St. George, the Dragon, and the Colours We Raise

There he stands – or rather, rides – our St. George, spear braced, horse rearing, dragon writhing beneath (featured image below). It’s an image both timeless and terribly timely. Though centuries have passed since this tale was first illuminated in parchment or carved into stone, its symbolic force remains more urgent now than ever.

For St. George is no mere storybook knight. He’s the archetype of courage in the face of chaos, the emblem of order where there’s disarray, and the patron of England precisely because his myth embodies a truth our people once understood: that civilisation survives only when men and women of faith, loyalty, and conviction are willing to confront the dragons of their age.

And what are dragons, if not the eternal embodiment of destruction? They devour, they poison, they sow terror. In Beowulf, the dragon is the final adversary, hoarding wealth while the land decays. In Revelation, the dragon is Satan himself, cast down from heaven yet waging war on the saints. In every mythology, the serpent or dragon is the adversary – the deceiver, the corrupter, the despoiler. In every age it assumes new forms. Today, the dragons are not scaled beasts but bureaucracies without souls, ideologies without roots, and mobs without shame.

St. George, by contrast, isn’t only a knight but also a standard-bearer. He raises the cross of Christ, that red cross on white field which became our flag – the banner of a people who once carried their faith into every battle and their honour into every covenant. That red cross has flown over fields from Agincourt to El Alamein, and still it waits to be raised whenever the nation remembers itself.

We forget, too often, that George never set foot on this soil. He was a Cappadocian soldier, martyred for refusing to bow to pagan idols. Yet England adopted him because his myth carried what mattered: a man who didn’t yield. A man who raised his standard and fought, not for riches, not for vanity, but for faith and for people. Is this not what we need again?

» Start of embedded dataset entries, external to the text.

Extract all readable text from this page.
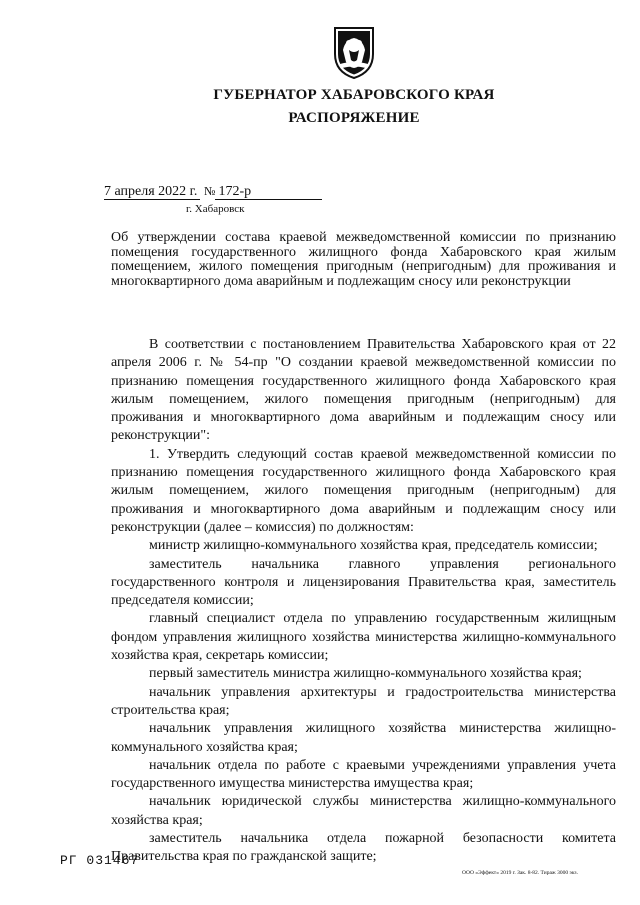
ГУБЕРНАТОР ХАБАРОВСКОГО КРАЯ
РАСПОРЯЖЕНИЕ
7 апреля 2022 г. № 172-р
г. Хабаровск
Об утверждении состава краевой межведомственной комиссии по признанию помещения государственного жилищного фонда Хабаровского края жилым помещением, жилого помещения пригодным (непригодным) для проживания и многоквартирного дома аварийным и подлежащим сносу или реконструкции

В соответствии с постановлением Правительства Хабаровского края от 22 апреля 2006 г. № 54-пр "О создании краевой межведомственной комиссии по признанию помещения государственного жилищного фонда Хабаровского края жилым помещением, жилого помещения пригодным (непригодным) для проживания и многоквартирного дома аварийным и подлежащим сносу или реконструкции":

1. Утвердить следующий состав краевой межведомственной комиссии по признанию помещения государственного жилищного фонда Хабаровского края жилым помещением, жилого помещения пригодным (непригодным) для проживания и многоквартирного дома аварийным и подлежащим сносу или реконструкции (далее – комиссия) по должностям:

министр жилищно-коммунального хозяйства края, председатель комиссии;

заместитель начальника главного управления регионального государственного контроля и лицензирования Правительства края, заместитель председателя комиссии;

главный специалист отдела по управлению государственным жилищным фондом управления жилищного хозяйства министерства жилищно-коммунального хозяйства края, секретарь комиссии;

первый заместитель министра жилищно-коммунального хозяйства края;

начальник управления архитектуры и градостроительства министерства строительства края;

начальник управления жилищного хозяйства министерства жилищно-коммунального хозяйства края;

начальник отдела по работе с краевыми учреждениями управления учета государственного имущества министерства имущества края;

начальник юридической службы министерства жилищно-коммунального хозяйства края;

заместитель начальника отдела пожарной безопасности комитета Правительства края по гражданской защите;

РГ 031467
ООО «Эффект» 2019 г. Зак. 8-82. Тираж 3000 экз.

Shakespeare put it best in Henry V, when he has the king cry, “Cry God for Harry, England and Saint George!” It was never merely a literary flourish. It was the invocation of a spiritual reality: that the nation must unite under the cross, under courage, under conviction. That only then does the dragon fall.


St. George and the Dragon, after Raphael; steel engraving by Nicolas de Larmessin III, c. 1729–1740.

Look closely at the engraving and you see the maiden in the background, watching, praying. She’s not passive decoration – she’s the community, the land, the tradition, the vulnerable inheritance. She represents all that’s at stake. Without George, she’s devoured. With him, she’s preserved. So too with us: our land, our faith, our culture, our very future – these are the maidens awaiting our defence.

And what of the lance, that weapon piercing the beast’s throat? It’s more than sharpened steel. It’s the symbol of resolve, of clarity. For the lance isn’t swung wildly but directed, aimed, guided with precision. A nation that wishes to survive must know its target: not wasting its strength in petty squabbles, but striking at the dragon’s heart.

The state of our country today makes this image almost prophetic. We face a dragon of our own – chaos masquerading as progress, corruption veiled as compassion, and an elite who sneer at patriotism while fattening themselves upon it. The patriot’s duty is to raise the colours, not in nostalgia, but in living defiance. The cross of St. George is no museum relic. It’s the battle flag of a people who refuse to be devoured.

For Scripture reminds us: ‘Resist the devil, and he will flee from you.’ (James 4:7). But resistance requires action. Mere lamentation won’t do. As Chesterton quipped, “The true soldier fights not because he hates what is in front of him, but because he loves what is behind him.” That’s the ethos of St. George. That must be the ethos of us all.

So let the engraving hang not as art on the wall but as a mirror to our souls. Each of us is called to be George – to take up the lance of conviction, to raise the colours high, to face down the dragons of our time without fear. For if we don’t, then the maiden’s lost, the land’s poisoned, and the cross itself is trampled underfoot.

But if we do – if we raise the colours with pride, fight with clarity, and endure with faith – then the dragon shall fall once more. And like that white horse rearing in triumph, England will rise again.